Concept arbeidsvoorwaardennota Cao Gemeenten en Cao SGO 2025-2026
Concept arbeidsvoorwaardennota Cao Gemeenten en Cao SGO 2025-2026
Inleiding
Dit is de concept arbeidsvoorwaardennota voor 2025-2026 van de VNG en de WSGO (Werkgeversvereniging Samenwerkende Gemeentelijke Organisaties). De arbeidsvoorwaardennota is de inzet van de werkgevers voor de onderhandelingen over de twee gemeentelijke cao’s: de Cao Gemeenten en de Cao SGO. Deze concept arbeidsvoorwaardennota wordt definitief na de ledenraadpleging.
De Cao Gemeenten en de Cao SGO bevatten dezelfde bepalingen. De komende onderhandelingen gaan over beide cao’s tegelijk en de afspraken gaan gelden voor beide cao’s.
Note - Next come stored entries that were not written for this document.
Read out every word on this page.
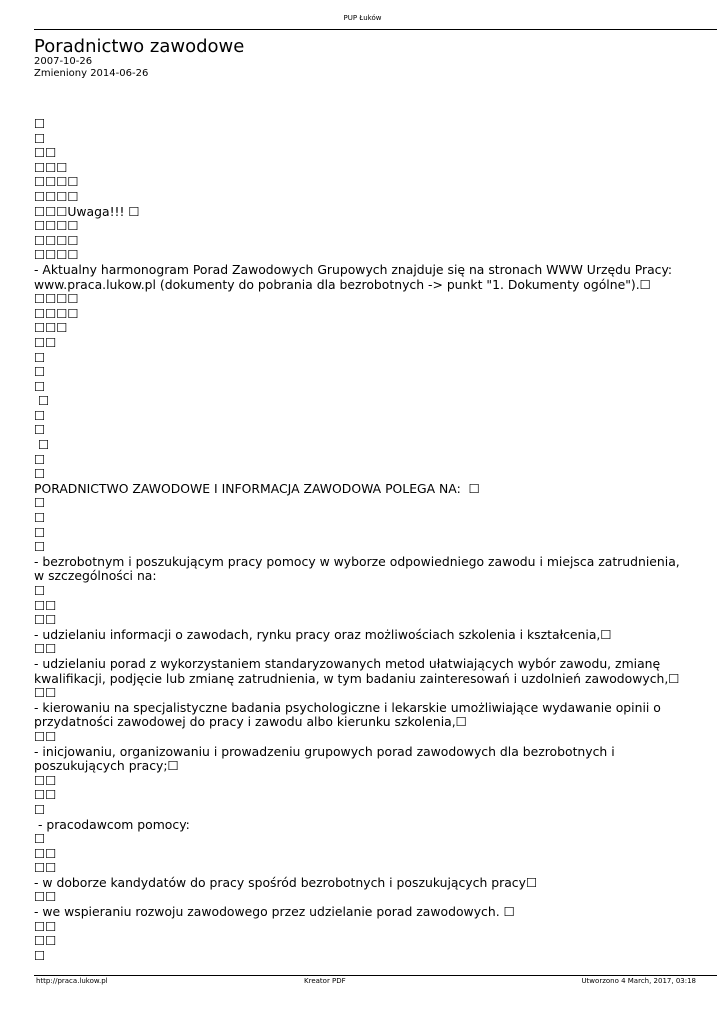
PUP Łuków
Poradnictwo zawodowe
2007-10-26
Zmieniony 2014-06-26
☐
☐
☐☐
☐☐☐
☐☐☐☐
☐☐☐☐
☐☐☐Uwaga!!! ☐
☐☐☐☐
☐☐☐☐
☐☐☐☐
- Aktualny harmonogram Porad Zawodowych Grupowych znajduje się na stronach WWW Urzędu Pracy: www.praca.lukow.pl (dokumenty do pobrania dla bezrobotnych -> punkt "1. Dokumenty ogólne").☐
☐☐☐☐
☐☐☐☐
☐☐☐
☐☐
☐
☐
☐
☐
☐
☐
☐
☐
☐
PORADNICTWO ZAWODOWE I INFORMACJA ZAWODOWA POLEGA NA:  ☐
☐
☐
☐
☐
- bezrobotnym i poszukującym pracy pomocy w wyborze odpowiedniego zawodu i miejsca zatrudnienia, w szczególności na:
☐
☐☐
☐☐
- udzielaniu informacji o zawodach, rynku pracy oraz możliwościach szkolenia i kształcenia,☐
☐☐
- udzielaniu porad z wykorzystaniem standaryzowanych metod ułatwiających wybór zawodu, zmianę kwalifikacji, podjęcie lub zmianę zatrudnienia, w tym badaniu zainteresowań i uzdolnień zawodowych,☐
☐☐
- kierowaniu na specjalistyczne badania psychologiczne i lekarskie umożliwiające wydawanie opinii o przydatności zawodowej do pracy i zawodu albo kierunku szkolenia,☐
☐☐
- inicjowaniu, organizowaniu i prowadzeniu grupowych porad zawodowych dla bezrobotnych i poszukujących pracy;☐
☐☐
☐☐
☐
- pracodawcom pomocy:
☐
☐☐
☐☐
- w doborze kandydatów do pracy spośród bezrobotnych i poszukujących pracy☐
☐☐
- we wspieraniu rozwoju zawodowego przez udzielanie porad zawodowych. ☐
☐☐
☐☐
☐
http://praca.lukow.pl	Kreator PDF	Utworzono 4 March, 2017, 03:18
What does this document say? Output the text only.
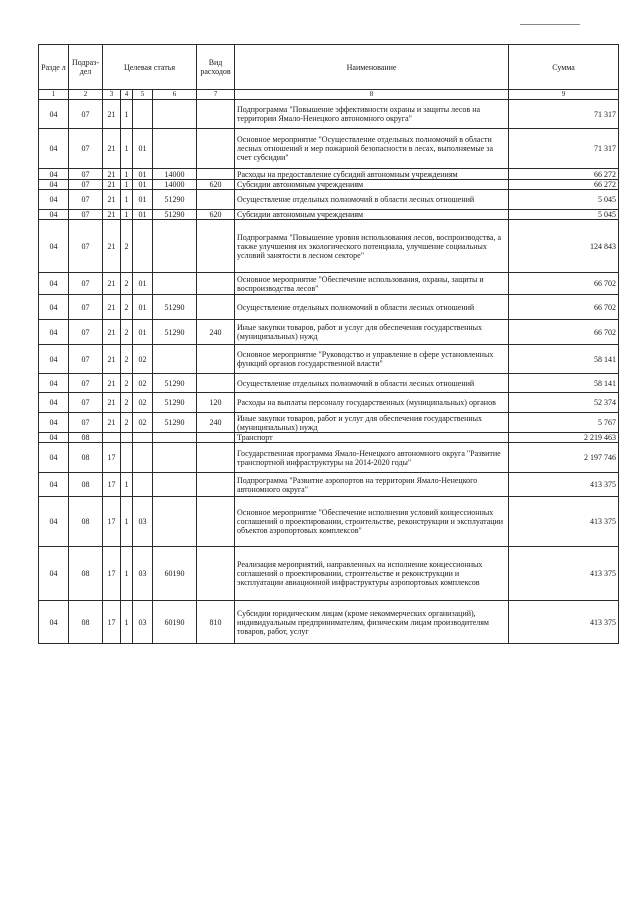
Разде л	Подраз- дел	Целевая статья				Вид расходов	Наименование	Сумма
1	2	3	4	5	6	7	8	9
04	07	21	1				Подпрограмма "Повышение эффективности охраны и защиты лесов на территории Ямало-Ненецкого автономного округа"	71 317
04	07	21	1	01			Основное мероприятие "Осуществление отдельных полномочий в области лесных отношений и мер пожарной безопасности в лесах, выполняемые за счет субсидии"	71 317
04	07	21	1	01	14000		Расходы на предоставление субсидий автономным учреждениям	66 272
04	07	21	1	01	14000	620	Субсидии автономным учреждениям	66 272
04	07	21	1	01	51290		Осуществление отдельных полномочий в области лесных отношений	5 045
04	07	21	1	01	51290	620	Субсидии автономным учреждениям	5 045
04	07	21	2				Подпрограмма "Повышение уровня использования лесов, воспроизводства, а также улучшения их экологического потенциала, улучшение социальных условий занятости в лесном секторе"	124 843
04	07	21	2	01			Основное мероприятие "Обеспечение использования, охраны, защиты и воспроизводства лесов"	66 702
04	07	21	2	01	51290		Осуществление отдельных полномочий в области лесных отношений	66 702
04	07	21	2	01	51290	240	Иные закупки товаров, работ и услуг для обеспечения государственных (муниципальных) нужд	66 702
04	07	21	2	02			Основное мероприятие "Руководство и управление в сфере установленных функций органов государственной власти"	58 141
04	07	21	2	02	51290		Осуществление отдельных полномочий в области лесных отношений	58 141
04	07	21	2	02	51290	120	Расходы на выплаты персоналу государственных (муниципальных) органов	52 374
04	07	21	2	02	51290	240	Иные закупки товаров, работ и услуг для обеспечения государственных (муниципальных) нужд	5 767
04	08						Транспорт	2 219 463
04	08	17					Государственная программа Ямало-Ненецкого автономного округа "Развитие транспортной инфраструктуры на 2014-2020 годы"	2 197 746
04	08	17	1				Подпрограмма "Развитие аэропортов на территории Ямало-Ненецкого автономного округа"	413 375
04	08	17	1	03			Основное мероприятие "Обеспечение исполнения условий концессионных соглашений о проектировании, строительстве, реконструкции и эксплуатации объектов аэропортовых комплексов"	413 375
04	08	17	1	03	60190		Реализация мероприятий, направленных на исполнение концессионных соглашений о проектировании, строительстве и реконструкции и эксплуатации авиационной инфраструктуры аэропортовых комплексов	413 375
04	08	17	1	03	60190	810	Субсидии юридическим лицам (кроме некоммерческих организаций), индивидуальным предпринимателям, физическим лицам производителям товаров, работ, услуг	413 375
In de arbeidsvoorwaardennota spreken we over de werkgevers (VNG en WSGO) en over de cao (Cao Gemeenten en Cao SGO).
Achtergrond
In het principeakkoord Cao Gemeenten/SGO 2023 zijn studie afspraken gemaakt over:
A. of en hoe een sectorale afspraak over duurzame mobiliteit mogelijk is (LOGA-rapport Duurzame mobiliteit van 26 augustus 20241);
B. het inclusiever maken van de cao (LOGA-rapportage Inclusieve cao van 21 mei 20242), en
C. het verdwijnen van hoofdstuk 14 Kunstzinnige vorming uit de cao (LOGA-rapportage opheffen hoofdstuk 14 cao van 13 mei 20243).
In het onderhandelingsresultaat Cao Gemeenten/SGO 2024 is een studie afgesproken naar:
D. het gebruik van de na-wettelijke uitkering (Uitkomst LOGA onderzoek na-wettelijke uitkering van 8 juli 2024 4).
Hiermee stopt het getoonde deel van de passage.